The password logic isn't broken. The check itself is fine. The bug has nothing to do with any of that; it's just about where variables sit in memory and what strcpy does when you feed it too much.

On macOS

Getting a trace trap instead?

If you try this on macOS and hit Trace/BPT trap: 5 instead of access granted ; that's the stack protector catching the overflow. Apple compiles with -fstack-protector and a hardened strcpy by default. The overflow still happens, the OS just kills the process before anything can come of it.

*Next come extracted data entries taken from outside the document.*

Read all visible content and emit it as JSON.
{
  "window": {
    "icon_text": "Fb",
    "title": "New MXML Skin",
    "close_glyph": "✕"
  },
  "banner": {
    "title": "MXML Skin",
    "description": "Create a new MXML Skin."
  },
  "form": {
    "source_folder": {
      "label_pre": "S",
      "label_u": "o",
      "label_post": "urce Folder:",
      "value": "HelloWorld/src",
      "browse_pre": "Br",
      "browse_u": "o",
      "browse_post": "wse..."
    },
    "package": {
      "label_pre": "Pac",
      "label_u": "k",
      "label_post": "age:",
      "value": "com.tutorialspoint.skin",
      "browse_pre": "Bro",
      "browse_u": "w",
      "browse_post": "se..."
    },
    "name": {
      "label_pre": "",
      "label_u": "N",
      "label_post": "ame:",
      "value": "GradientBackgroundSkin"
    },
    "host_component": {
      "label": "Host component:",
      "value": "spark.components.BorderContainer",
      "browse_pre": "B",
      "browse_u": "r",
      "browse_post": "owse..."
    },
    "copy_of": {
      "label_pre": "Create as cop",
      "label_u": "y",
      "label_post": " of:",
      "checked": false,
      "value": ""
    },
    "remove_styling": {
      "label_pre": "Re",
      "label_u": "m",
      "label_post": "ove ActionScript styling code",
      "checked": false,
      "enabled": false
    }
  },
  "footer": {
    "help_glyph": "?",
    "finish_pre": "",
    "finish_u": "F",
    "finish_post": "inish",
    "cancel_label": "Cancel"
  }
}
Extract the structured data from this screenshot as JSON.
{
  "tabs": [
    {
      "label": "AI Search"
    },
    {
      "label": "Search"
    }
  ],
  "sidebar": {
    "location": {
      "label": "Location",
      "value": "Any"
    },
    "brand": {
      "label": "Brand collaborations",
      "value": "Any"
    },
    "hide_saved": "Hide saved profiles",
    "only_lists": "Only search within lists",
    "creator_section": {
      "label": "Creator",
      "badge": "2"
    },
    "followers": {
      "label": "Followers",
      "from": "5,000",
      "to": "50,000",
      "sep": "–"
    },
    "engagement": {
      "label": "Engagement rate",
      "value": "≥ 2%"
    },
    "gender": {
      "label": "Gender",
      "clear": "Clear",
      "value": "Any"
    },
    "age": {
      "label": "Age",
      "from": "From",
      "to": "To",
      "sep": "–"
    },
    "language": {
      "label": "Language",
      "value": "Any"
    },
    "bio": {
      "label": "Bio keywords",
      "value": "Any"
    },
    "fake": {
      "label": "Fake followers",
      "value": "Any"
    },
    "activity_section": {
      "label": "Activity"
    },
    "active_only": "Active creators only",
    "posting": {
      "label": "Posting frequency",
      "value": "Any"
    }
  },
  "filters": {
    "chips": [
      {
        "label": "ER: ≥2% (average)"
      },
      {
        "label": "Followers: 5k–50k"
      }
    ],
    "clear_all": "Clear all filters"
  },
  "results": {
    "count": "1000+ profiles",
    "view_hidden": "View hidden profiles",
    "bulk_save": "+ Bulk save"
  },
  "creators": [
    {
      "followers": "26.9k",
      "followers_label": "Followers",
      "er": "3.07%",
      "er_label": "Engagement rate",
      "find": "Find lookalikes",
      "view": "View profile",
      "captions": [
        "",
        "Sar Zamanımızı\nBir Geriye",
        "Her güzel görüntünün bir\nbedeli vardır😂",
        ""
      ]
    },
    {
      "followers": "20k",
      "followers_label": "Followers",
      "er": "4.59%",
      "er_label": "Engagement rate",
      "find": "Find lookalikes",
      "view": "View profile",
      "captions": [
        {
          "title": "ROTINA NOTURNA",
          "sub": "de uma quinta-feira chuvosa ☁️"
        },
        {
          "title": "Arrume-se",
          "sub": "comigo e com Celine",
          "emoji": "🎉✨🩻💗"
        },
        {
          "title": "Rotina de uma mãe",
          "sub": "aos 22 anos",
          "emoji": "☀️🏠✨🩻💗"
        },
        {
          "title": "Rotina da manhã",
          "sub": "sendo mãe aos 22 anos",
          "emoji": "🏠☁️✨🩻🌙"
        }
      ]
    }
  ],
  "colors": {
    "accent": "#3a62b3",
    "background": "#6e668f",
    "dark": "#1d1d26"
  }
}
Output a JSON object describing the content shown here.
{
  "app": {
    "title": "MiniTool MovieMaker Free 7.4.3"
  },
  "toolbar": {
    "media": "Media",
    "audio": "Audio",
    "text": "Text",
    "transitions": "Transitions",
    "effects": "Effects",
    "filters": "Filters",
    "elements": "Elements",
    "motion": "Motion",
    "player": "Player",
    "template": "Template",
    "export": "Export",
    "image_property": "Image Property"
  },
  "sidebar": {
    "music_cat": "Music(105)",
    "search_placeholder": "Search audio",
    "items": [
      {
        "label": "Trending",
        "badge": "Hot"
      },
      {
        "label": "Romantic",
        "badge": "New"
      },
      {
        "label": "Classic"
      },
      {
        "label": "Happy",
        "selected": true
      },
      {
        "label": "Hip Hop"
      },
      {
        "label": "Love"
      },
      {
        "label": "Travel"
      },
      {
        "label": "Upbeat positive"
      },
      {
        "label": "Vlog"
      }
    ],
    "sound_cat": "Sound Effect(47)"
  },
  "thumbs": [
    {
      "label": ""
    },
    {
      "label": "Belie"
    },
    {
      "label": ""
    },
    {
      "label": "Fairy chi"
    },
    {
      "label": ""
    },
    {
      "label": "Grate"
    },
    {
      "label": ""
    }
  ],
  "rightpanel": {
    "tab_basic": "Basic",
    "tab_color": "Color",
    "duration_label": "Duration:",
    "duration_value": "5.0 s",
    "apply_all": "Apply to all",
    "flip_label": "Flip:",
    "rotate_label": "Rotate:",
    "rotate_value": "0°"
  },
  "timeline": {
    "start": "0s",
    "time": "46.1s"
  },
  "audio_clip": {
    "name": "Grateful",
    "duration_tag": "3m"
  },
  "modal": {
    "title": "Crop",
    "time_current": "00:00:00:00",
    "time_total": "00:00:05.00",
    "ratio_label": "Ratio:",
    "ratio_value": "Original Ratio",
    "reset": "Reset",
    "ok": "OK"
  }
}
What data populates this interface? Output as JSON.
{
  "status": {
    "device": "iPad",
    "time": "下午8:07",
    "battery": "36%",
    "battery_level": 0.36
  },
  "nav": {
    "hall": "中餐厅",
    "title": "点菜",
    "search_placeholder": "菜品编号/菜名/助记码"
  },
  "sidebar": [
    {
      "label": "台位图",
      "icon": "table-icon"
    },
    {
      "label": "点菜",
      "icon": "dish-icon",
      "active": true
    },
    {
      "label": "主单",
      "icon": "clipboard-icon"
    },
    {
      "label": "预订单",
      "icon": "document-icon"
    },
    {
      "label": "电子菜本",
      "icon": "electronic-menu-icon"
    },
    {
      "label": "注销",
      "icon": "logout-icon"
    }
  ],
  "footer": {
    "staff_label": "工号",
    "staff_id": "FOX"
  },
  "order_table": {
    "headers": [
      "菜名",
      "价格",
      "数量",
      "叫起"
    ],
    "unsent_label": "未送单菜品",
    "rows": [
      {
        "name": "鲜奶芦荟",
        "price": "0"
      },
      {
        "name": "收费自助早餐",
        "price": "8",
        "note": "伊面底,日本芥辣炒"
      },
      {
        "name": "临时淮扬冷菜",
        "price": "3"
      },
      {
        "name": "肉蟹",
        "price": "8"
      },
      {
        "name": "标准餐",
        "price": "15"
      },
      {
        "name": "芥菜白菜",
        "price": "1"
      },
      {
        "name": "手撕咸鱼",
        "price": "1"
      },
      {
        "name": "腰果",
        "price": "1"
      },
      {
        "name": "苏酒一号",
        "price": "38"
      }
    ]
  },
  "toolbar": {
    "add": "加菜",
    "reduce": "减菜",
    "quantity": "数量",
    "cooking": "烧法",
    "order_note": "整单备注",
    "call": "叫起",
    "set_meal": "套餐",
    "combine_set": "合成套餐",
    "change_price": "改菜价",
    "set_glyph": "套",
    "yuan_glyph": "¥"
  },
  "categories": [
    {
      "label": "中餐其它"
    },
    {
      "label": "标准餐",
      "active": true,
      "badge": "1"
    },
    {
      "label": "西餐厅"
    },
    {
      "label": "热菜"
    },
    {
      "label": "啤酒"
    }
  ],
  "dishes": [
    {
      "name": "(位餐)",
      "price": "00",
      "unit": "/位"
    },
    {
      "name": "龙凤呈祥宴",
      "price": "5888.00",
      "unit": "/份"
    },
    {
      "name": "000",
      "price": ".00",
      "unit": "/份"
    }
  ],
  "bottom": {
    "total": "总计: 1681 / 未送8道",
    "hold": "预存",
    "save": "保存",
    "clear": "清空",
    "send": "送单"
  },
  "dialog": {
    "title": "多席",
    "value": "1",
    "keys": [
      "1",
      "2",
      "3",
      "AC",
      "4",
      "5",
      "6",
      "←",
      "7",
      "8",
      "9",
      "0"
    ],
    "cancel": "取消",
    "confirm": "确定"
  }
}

To see it actually work, strip the protections at compile time:

cc stack_buff.c -o run -fno-stack-protector -D_FORTIFY_SOURCE=0
What's actually happening The compiler places a "canary" value on the stack before the return address. When the function returns, it checks if the canary is still intact. The overflow corrupts it, the check fails, SIGTRAP.

The Fix

One swap

// before
strcpy(password_buffer, password);

// after
strncpy(password_buffer, password, BUFFER - 1);
password_buffer[BUFFER - 1] = '\0';

strncpy takes a max length. 19 A's come in, 15 get copied, the rest get dropped. auth never gets touched. If you're on macOS you can use strlcpy instead — same idea, handles the null terminator automatically.

Where this goes next This demo just flips an auth flag. The scarier version is overwriting the return address instead of changing a variable, you redirect execution to arbitrary code. That's stack smashing, and it's the same root cause. Might write about that next in my free time.